Vulcan Forged offers a smorgasbord of crypto activities. It is primarily a game studio, offering six different blockchain-based games. But it also has an NFT marketplace and its own decentralized exchange, where users can trade its token PYR.
When someone registers an account with Vulcan Forged, the platform creates a set of blockchain wallets for them on the Ethereum, Polygon and VeChain blockchains. Rather than have the user manage their own private keys, the platform does so on their behalf.
According to the project’s own wiki, it works with wallet management service Venly (formerly Arkane Network) to create its wallets — a service also used by Atari, Matic and the Blockchain Game Alliance.
In Venly’s Discord channel, Lawrence Pluym, head of community at Venly, said it’s undergoing an audit to check whether only Vulcan Forged wallets were affected.
Dumping the tokens on Uniswap
The 96 wallets that were affected contained 4.5 million PYR, worth $140 million at the time of the attack. That’s 9% of the project’s total supply of tokens, according to CoinGecko, and 23.7% of the circulating supply. Other assets including ether (ETH) and polygon (MATIC) may have also been taken.

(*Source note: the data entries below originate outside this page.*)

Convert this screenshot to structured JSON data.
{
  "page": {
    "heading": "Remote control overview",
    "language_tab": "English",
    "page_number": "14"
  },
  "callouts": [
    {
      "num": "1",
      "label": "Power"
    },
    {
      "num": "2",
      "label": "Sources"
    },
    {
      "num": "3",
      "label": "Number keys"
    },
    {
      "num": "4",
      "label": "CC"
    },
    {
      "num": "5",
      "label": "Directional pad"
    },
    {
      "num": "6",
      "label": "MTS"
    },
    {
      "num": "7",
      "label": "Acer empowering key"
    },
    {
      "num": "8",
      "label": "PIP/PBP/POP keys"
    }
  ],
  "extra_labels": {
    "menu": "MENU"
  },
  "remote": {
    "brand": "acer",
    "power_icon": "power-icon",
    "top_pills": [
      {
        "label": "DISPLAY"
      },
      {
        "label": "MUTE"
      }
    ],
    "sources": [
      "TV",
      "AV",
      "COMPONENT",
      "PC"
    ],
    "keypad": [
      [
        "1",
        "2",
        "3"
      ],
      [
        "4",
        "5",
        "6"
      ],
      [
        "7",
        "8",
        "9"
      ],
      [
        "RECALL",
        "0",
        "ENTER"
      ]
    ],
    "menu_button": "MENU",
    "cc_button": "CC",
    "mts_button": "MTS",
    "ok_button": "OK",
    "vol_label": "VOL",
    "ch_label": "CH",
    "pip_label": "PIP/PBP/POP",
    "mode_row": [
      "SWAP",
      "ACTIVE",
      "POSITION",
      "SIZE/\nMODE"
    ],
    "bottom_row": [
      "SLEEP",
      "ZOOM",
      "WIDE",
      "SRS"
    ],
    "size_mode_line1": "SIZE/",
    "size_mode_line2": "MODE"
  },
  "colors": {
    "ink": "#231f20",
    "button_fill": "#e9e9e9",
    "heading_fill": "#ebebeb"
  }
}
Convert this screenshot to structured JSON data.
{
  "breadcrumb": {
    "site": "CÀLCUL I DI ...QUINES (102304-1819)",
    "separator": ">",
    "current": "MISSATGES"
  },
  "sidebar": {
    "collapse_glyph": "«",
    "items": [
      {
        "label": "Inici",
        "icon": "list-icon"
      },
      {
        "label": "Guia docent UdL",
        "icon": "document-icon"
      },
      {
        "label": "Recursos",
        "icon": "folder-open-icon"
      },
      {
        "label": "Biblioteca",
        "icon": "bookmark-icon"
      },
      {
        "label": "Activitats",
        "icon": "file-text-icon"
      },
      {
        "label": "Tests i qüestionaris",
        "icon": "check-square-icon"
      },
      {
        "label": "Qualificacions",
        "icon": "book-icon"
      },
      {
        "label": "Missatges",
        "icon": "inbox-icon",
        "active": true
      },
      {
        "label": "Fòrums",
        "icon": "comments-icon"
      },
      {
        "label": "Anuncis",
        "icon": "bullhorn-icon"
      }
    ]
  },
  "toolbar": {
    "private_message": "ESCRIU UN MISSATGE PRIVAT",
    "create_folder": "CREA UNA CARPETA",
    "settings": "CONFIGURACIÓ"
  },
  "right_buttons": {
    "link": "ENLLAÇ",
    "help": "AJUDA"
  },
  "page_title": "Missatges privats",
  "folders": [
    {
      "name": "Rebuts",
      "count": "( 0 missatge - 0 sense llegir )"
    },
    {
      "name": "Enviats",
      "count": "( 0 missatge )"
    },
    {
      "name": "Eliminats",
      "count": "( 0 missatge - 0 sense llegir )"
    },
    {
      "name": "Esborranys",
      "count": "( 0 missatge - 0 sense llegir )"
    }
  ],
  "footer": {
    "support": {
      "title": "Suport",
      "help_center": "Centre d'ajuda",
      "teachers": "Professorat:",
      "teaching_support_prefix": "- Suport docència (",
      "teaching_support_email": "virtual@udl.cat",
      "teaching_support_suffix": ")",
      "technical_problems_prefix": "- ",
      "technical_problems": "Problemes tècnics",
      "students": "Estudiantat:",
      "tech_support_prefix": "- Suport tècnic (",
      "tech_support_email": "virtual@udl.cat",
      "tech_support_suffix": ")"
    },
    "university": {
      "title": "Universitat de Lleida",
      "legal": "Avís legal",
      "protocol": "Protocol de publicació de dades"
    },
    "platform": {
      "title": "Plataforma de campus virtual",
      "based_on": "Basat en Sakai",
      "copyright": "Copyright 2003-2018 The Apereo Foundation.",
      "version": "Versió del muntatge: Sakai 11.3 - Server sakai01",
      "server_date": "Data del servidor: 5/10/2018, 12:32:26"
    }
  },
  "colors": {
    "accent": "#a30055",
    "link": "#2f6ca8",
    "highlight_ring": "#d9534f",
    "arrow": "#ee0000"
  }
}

After the exploit was discovered — but before it was announced — Vulcan Forged told its community to remove funds from the liquidity pools on decentralized exchanges. This would make it harder for the attacker to cash out the funds, without using centralized exchanges where they might need identity documents.
Despite this, the attacker has sold significant amounts of PYR for ETH, selling small batches of tokens at a time. But they still have 2 million PYR (currently worth $47 million) sitting untouched in one wallet.
This selling pressure has dropped the price of PYR. It was at $31 prior to the attack and is now at $24 — down 22%.
Vulcan Forged has said the project’s treasury will send out PYR and Vulcan Forged’s LAVA tokens to those affected. They will need to set up accounts with MetaMask and will receive the tokens there. Anyone who had ETH or MATIC stolen will receive the equivalent amount in PYR. So far, half of the funds have been reinbursed.
“We have contacted all exchanges to blacklist that address. It also seems the wallet owner may have KYCd [completed Know Your Customer checks] on an exchange we’re now in contact with,” tweeted Vulcan Forged
It added that it is removing what it described as a semi-custodial solution from the Vulcan Forged ecosystem — meaning that in the future, its users will need to look after their own private keys.